In the UK, regarding hormonal treatment, the NICE guidelines states that: "No evidence was found on MRI-guided transcutaneous focused ultrasound for uterine fibroids nor for the progestogen-only pill, injectable progestogens, or progestogen implants." Progestogen pills, independently if taken in a short or long course, are not as effective at reducing menstrual blood loss as LNG-IUS or tranexamic acid.
Tranexamic acid treatments, which reduce bleeding by inhibiting the clot-dissolving enzymes, appear to be more effective than anti-inflammatory treatment like NSAIDs, but are less effective than LNG-IUS. Tranexamic acid tablets may reduce loss by up to 50%. This may be combined with hormonal medication previously mentioned.
NSAIDs are also used to reduce heavy menstrual bleeding by an average of 20-46% through inhibiting the production of prostaglandins. For this purpose, NSAIDs are taken for only 5 days of the menstrual cycle, limiting their most common adverse effect of dyspepsia.
In the UK, NICE guidelines says that for individuals with HMB and no identified pathology or fibroids less than 3 cm in diameter who do not wish to have pharmacological treatment and who do not want to conserve their fertility, surgical options could be considered as a first-line treatment option. Options include a hysterectomy and second generation endometrial ablation, with hysterectomy being more effective than second generation endometrial ablation.
A definitive treatment for heavy menstrual bleeding is to perform hysterectomy.
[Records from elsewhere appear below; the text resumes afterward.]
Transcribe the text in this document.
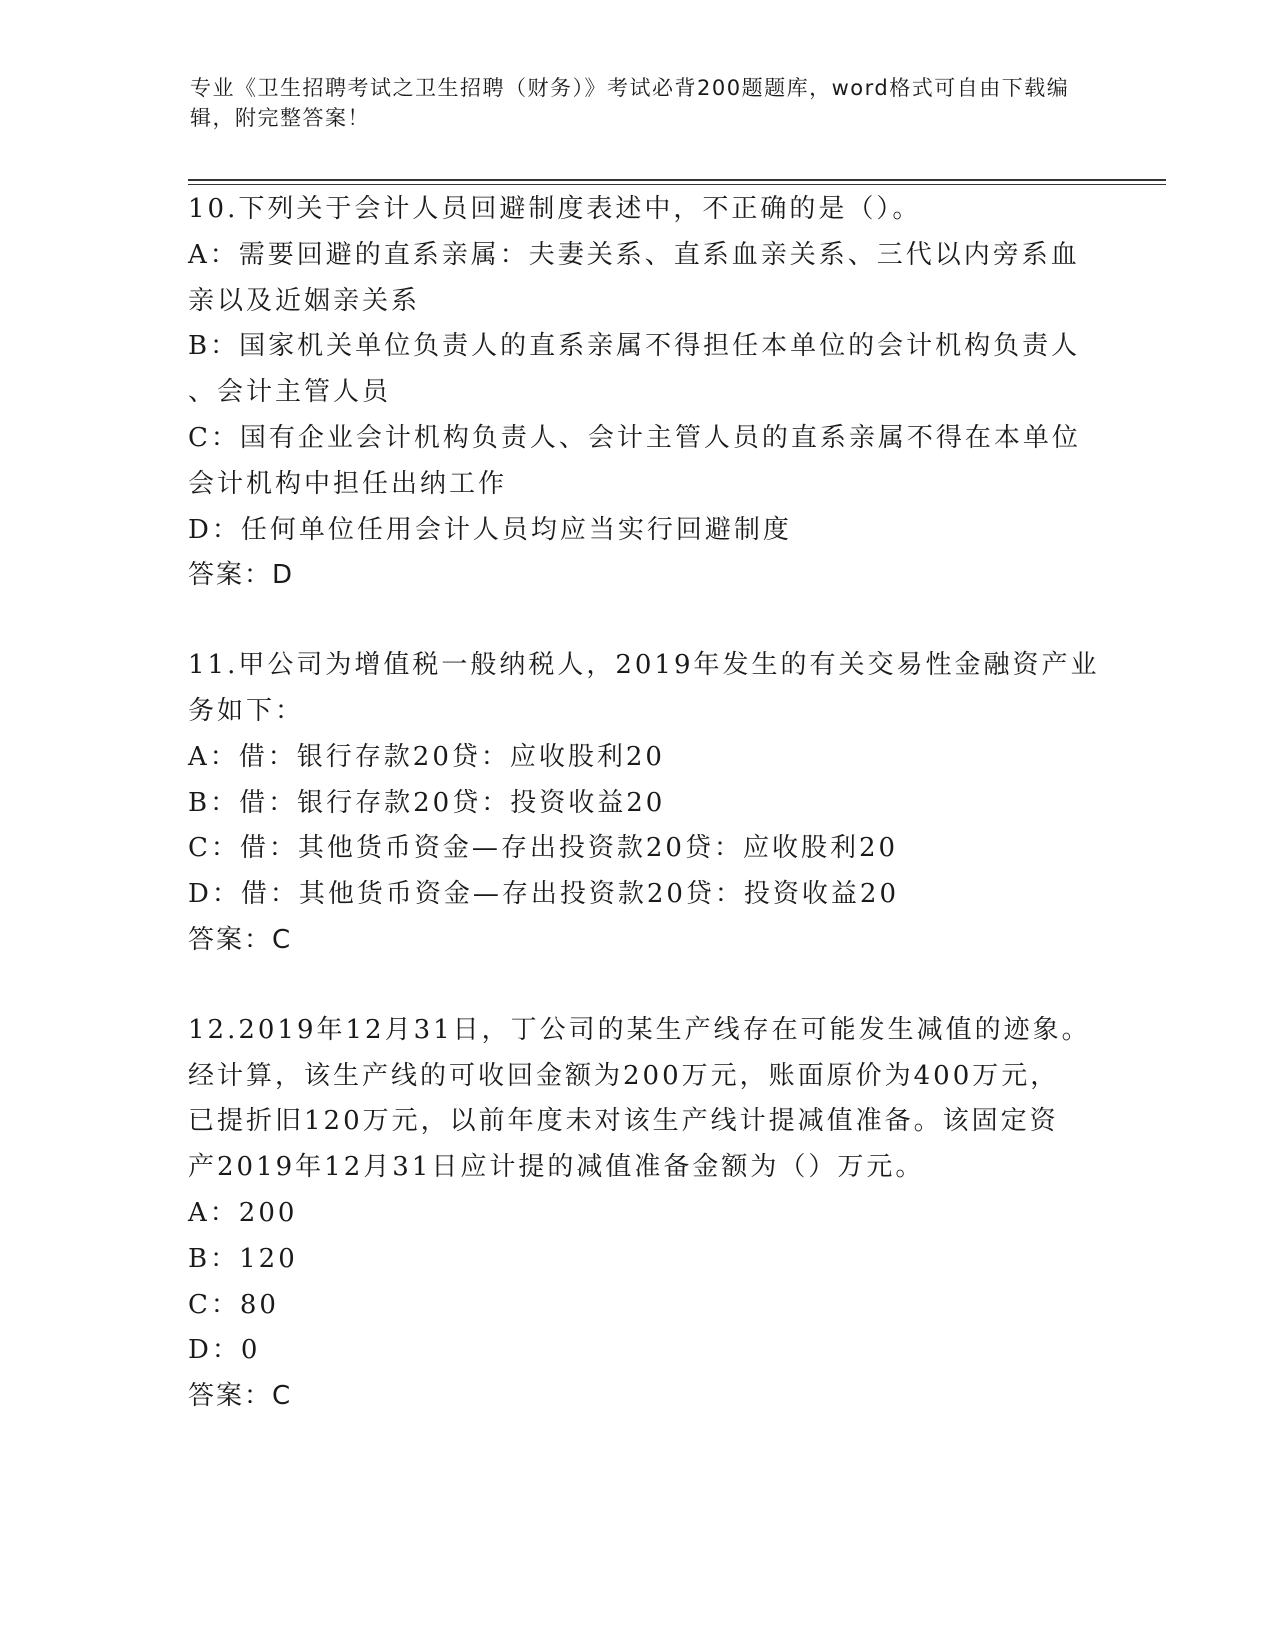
专业《卫生招聘考试之卫生招聘（财务）》考试必背200题题库，word格式可自由下载编辑，附完整答案！
10.下列关于会计人员回避制度表述中，不正确的是（）。
A：需要回避的直系亲属：夫妻关系、直系血亲关系、三代以内旁系血
亲以及近姻亲关系
B：国家机关单位负责人的直系亲属不得担任本单位的会计机构负责人
、会计主管人员
C：国有企业会计机构负责人、会计主管人员的直系亲属不得在本单位
会计机构中担任出纳工作
D：任何单位任用会计人员均应当实行回避制度
答案：D
11.甲公司为增值税一般纳税人，2019年发生的有关交易性金融资产业
务如下：
A：借：银行存款20贷：应收股利20
B：借：银行存款20贷：投资收益20
C：借：其他货币资金—存出投资款20贷：应收股利20
D：借：其他货币资金—存出投资款20贷：投资收益20
答案：C
12.2019年12月31日，丁公司的某生产线存在可能发生减值的迹象。
经计算，该生产线的可收回金额为200万元，账面原价为400万元，
已提折旧120万元，以前年度未对该生产线计提减值准备。该固定资
产2019年12月31日应计提的减值准备金额为（）万元。
A：200
B：120
C：80
D：0
答案：C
The risks of the procedure have been reduced with measures to minimize the risk of deep vein thrombosis after surgery, and the switch from the front abdominal to vaginal approach greatly minimizing the discomfort and recuperation time for the patient; however extensive fibroids may make the womb too large for removal by the vaginal approach. Small fibroids may be dealt with by local removal. A further surgical technique is endometrial ablation by the use of applied heat. The effectiveness of endometrial ablation is probably similar to that of LNG‐IUS but the evidence is uncertain if hysterectomy is better or worse than LNG-IUS for improving HMB.
Medications
These have been ranked by the UK's National Institute for Health and Clinical Excellence:- First line
- * Intrauterine device with progesterone
- Second Line
- * Tranexamic acid an antifibrinolytic agent
- * Nonsteroidal anti-inflammatory drugs.
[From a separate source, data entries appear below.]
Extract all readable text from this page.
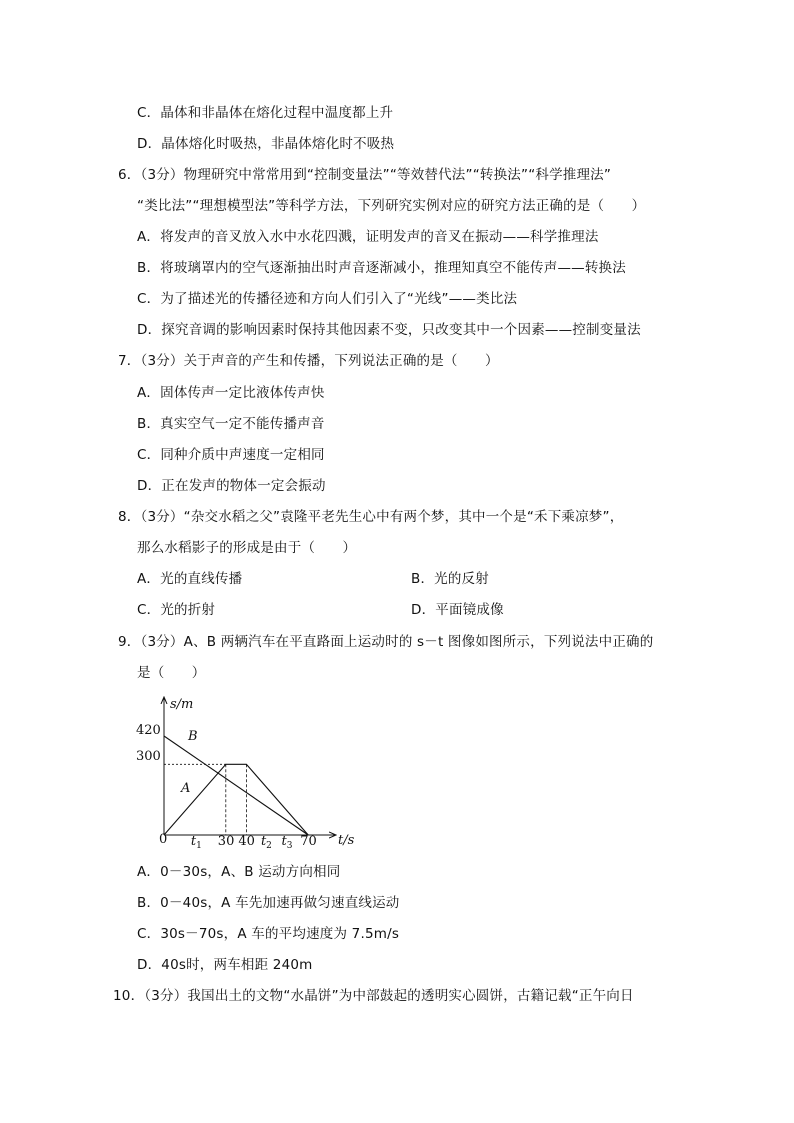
C．晶体和非晶体在熔化过程中温度都上升
D．晶体熔化时吸热，非晶体熔化时不吸热
6．（3分）物理研究中常常用到“控制变量法”“等效替代法”“转换法”“科学推理法”
“类比法”“理想模型法”等科学方法，下列研究实例对应的研究方法正确的是（　　）
A．将发声的音叉放入水中水花四溅，证明发声的音叉在振动——科学推理法
B．将玻璃罩内的空气逐渐抽出时声音逐渐减小，推理知真空不能传声——转换法
C．为了描述光的传播径迹和方向人们引入了“光线”——类比法
D．探究音调的影响因素时保持其他因素不变，只改变其中一个因素——控制变量法
7．（3分）关于声音的产生和传播，下列说法正确的是（　　）
A．固体传声一定比液体传声快
B．真实空气一定不能传播声音
C．同种介质中声速度一定相同
D．正在发声的物体一定会振动
8．（3分）“杂交水稻之父”袁隆平老先生心中有两个梦，其中一个是“禾下乘凉梦”，
那么水稻影子的形成是由于（　　）
A．光的直线传播	B．光的反射
C．光的折射	D．平面镜成像
9．（3分）A、B 两辆汽车在平直路面上运动时的 s－t 图像如图所示，下列说法中正确的
是（　　）
s/m
t/s
420
300
0 $t_1$ 30 40 $t_2$ $t_3$ 70
B
A
A．0－30s，A、B 运动方向相同
B．0－40s，A 车先加速再做匀速直线运动
C．30s－70s，A 车的平均速度为 7.5m/s
D．40s时，两车相距 240m
10．（3分）我国出土的文物“水晶饼”为中部鼓起的透明实心圆饼，古籍记载“正午向日
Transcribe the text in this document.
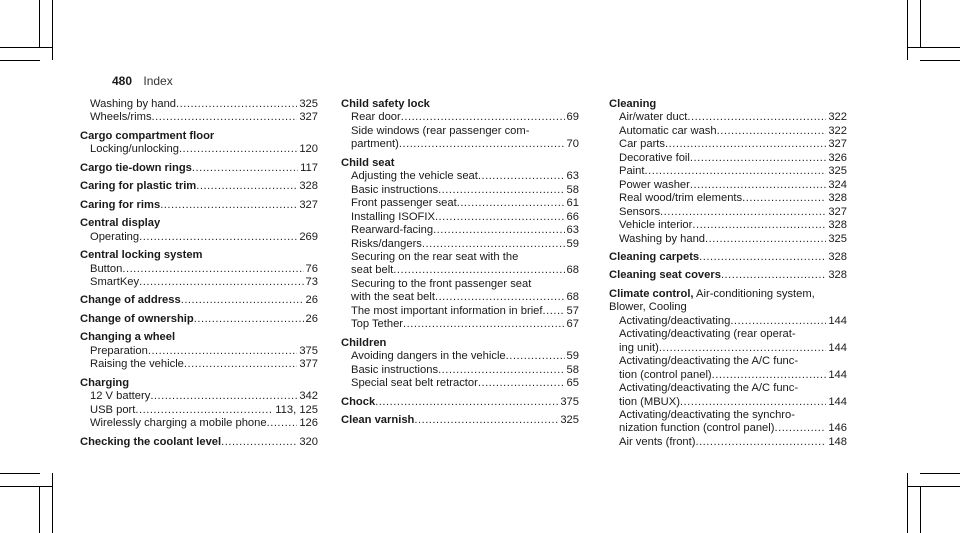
480 Index
Washing by hand .....	325
Wheels/rims .....	327
Cargo compartment floor
Locking/unlocking .....	120
Cargo tie-down rings .....	117
Caring for plastic trim .....	328
Caring for rims .....	327
Central display
Operating .....	269
Central locking system
Button .....	76
SmartKey .....	73
Change of address .....	26
Change of ownership .....	26
Changing a wheel
Preparation .....	375
Raising the vehicle .....	377
Charging
12 V battery .....	342
USB port .....	113, 125
Wirelessly charging a mobile phone .....	126
Checking the coolant level .....	320
Child safety lock
Rear door .....	69
Side windows (rear passenger com-
partment) .....	70
Child seat
Adjusting the vehicle seat .....	63
Basic instructions .....	58
Front passenger seat .....	61
Installing ISOFIX .....	66
Rearward-facing .....	63
Risks/dangers .....	59
Securing on the rear seat with the
seat belt .....	68
Securing to the front passenger seat
with the seat belt .....	68
The most important information in brief ..... 57
Top Tether .....	67
Children
Avoiding dangers in the vehicle .....	59
Basic instructions .....	58
Special seat belt retractor .....	65
Chock .....	375
Clean varnish .....	325
Cleaning
Air/water duct .....	322
Automatic car wash .....	322
Car parts .....	327
Decorative foil .....	326
Paint .....	325
Power washer .....	324
Real wood/trim elements .....	328
Sensors .....	327
Vehicle interior .....	328
Washing by hand .....	325
Cleaning carpets .....	328
Cleaning seat covers .....	328
Climate control, Air-conditioning system,
Blower, Cooling
Activating/deactivating .....	144
Activating/deactivating (rear operat-
ing unit) .....	144
Activating/deactivating the A/C func-
tion (control panel) .....	144
Activating/deactivating the A/C func-
tion (MBUX) .....	144
Activating/deactivating the synchro-
nization function (control panel) .....	146
Air vents (front) .....	148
- * Combined oral contraceptive pills to prevent proliferation of the endometrium
- Third line
- * Oral progestogen, to prevent proliferation of the endometrium
- * Injected progestogen
- Other options
- * Gonadotropin-releasing hormone agonist
Surgery
- Dilation and curettage is not recommended for cases of simple heavy menstrual bleeding, having a reserved role if a spontaneous abortion is incomplete
- Endometrial ablation is not recommended for women with active or recent genital or pelvic infection, known or suspected endometrial hyperplasia or malignancy.
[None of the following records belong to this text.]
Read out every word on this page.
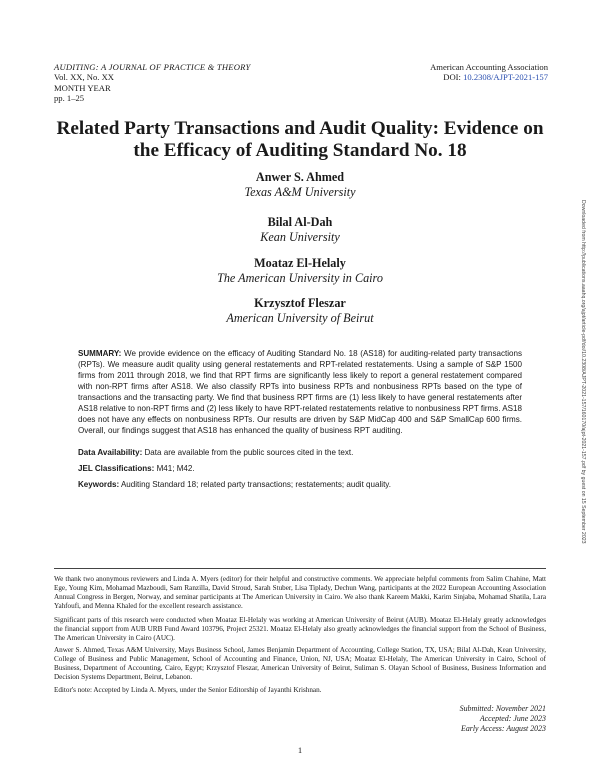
AUDITING: A JOURNAL OF PRACTICE & THEORY
Vol. XX, No. XX
MONTH YEAR
pp. 1–25
American Accounting Association
DOI: 10.2308/AJPT-2021-157
Related Party Transactions and Audit Quality: Evidence on
the Efficacy of Auditing Standard No. 18
Anwer S. Ahmed
Texas A&M University
Bilal Al-Dah
Kean University
Moataz El-Helaly
The American University in Cairo
Krzysztof Fleszar
American University of Beirut	Downloaded from http://publications.aaahq.org/ajpt/article-pdf/doi/10.2308/AJPT-2021-157/160170/ajpt-2021-157.pdf by guest on 15 September 2023
SUMMARY: We provide evidence on the efficacy of Auditing Standard No. 18 (AS18) for auditing-related party transactions (RPTs). We measure audit quality using general restatements and RPT-related restatements. Using a sample of S&P 1500 firms from 2011 through 2018, we find that RPT firms are significantly less likely to report a general restatement compared with non-RPT firms after AS18. We also classify RPTs into business RPTs and nonbusiness RPTs based on the type of transactions and the transacting party. We find that business RPT firms are (1) less likely to have general restatements after AS18 relative to non-RPT firms and (2) less likely to have RPT-related restatements relative to nonbusiness RPT firms. AS18 does not have any effects on nonbusiness RPTs. Our results are driven by S&P MidCap 400 and S&P SmallCap 600 firms. Overall, our findings suggest that AS18 has enhanced the quality of business RPT auditing.
Data Availability: Data are available from the public sources cited in the text.
JEL Classifications: M41; M42.
Keywords: Auditing Standard 18; related party transactions; restatements; audit quality.
We thank two anonymous reviewers and Linda A. Myers (editor) for their helpful and constructive comments. We appreciate helpful comments from Salim Chahine, Matt Ege, Young Kim, Mohamad Mazboudi, Sam Ranzilla, David Stroud, Sarah Stuber, Lisa Tiplady, Dechun Wang, participants at the 2022 European Accounting Association Annual Congress in Bergen, Norway, and seminar participants at The American University in Cairo. We also thank Kareem Makki, Karim Sinjaba, Mohamad Shatila, Lara Yahfoufi, and Menna Khaled for the excellent research assistance.
Significant parts of this research were conducted when Moataz El-Helaly was working at American University of Beirut (AUB). Moataz El-Helaly greatly acknowledges the financial support from AUB URB Fund Award 103796, Project 25321. Moataz El-Helaly also greatly acknowledges the financial support from the School of Business, The American University in Cairo (AUC).
Anwer S. Ahmed, Texas A&M University, Mays Business School, James Benjamin Department of Accounting, College Station, TX, USA; Bilal Al-Dah, Kean University, College of Business and Public Management, School of Accounting and Finance, Union, NJ, USA; Moataz El-Helaly, The American University in Cairo, School of Business, Department of Accounting, Cairo, Egypt; Krzysztof Fleszar, American University of Beirut, Suliman S. Olayan School of Business, Business Information and Decision Systems Department, Beirut, Lebanon.
Editor's note: Accepted by Linda A. Myers, under the Senior Editorship of Jayanthi Krishnan.
Submitted: November 2021
Accepted: June 2023
Early Access: August 2023
1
- Uterine artery embolization is a common treatment with the etiology of a leiomyoma. The rate of serious complications is comparable to that of myomectomy or hysterectomy; however, UAE presents an increased risk of minor complications and requiring surgery within two to five years.
- Hysteroscopic myomectomy is a minimally invasive surgical procedure to remove leiomyomas. Though a safe and effective mode of treating for menstrual disorders but it is unclear whether or not it is beneficial for treating infertility.
- Hysterectomy is a surgical procedure consisting of the full removal of the uterus, and can include the removal of fallopian tubes, cervix and ovaries.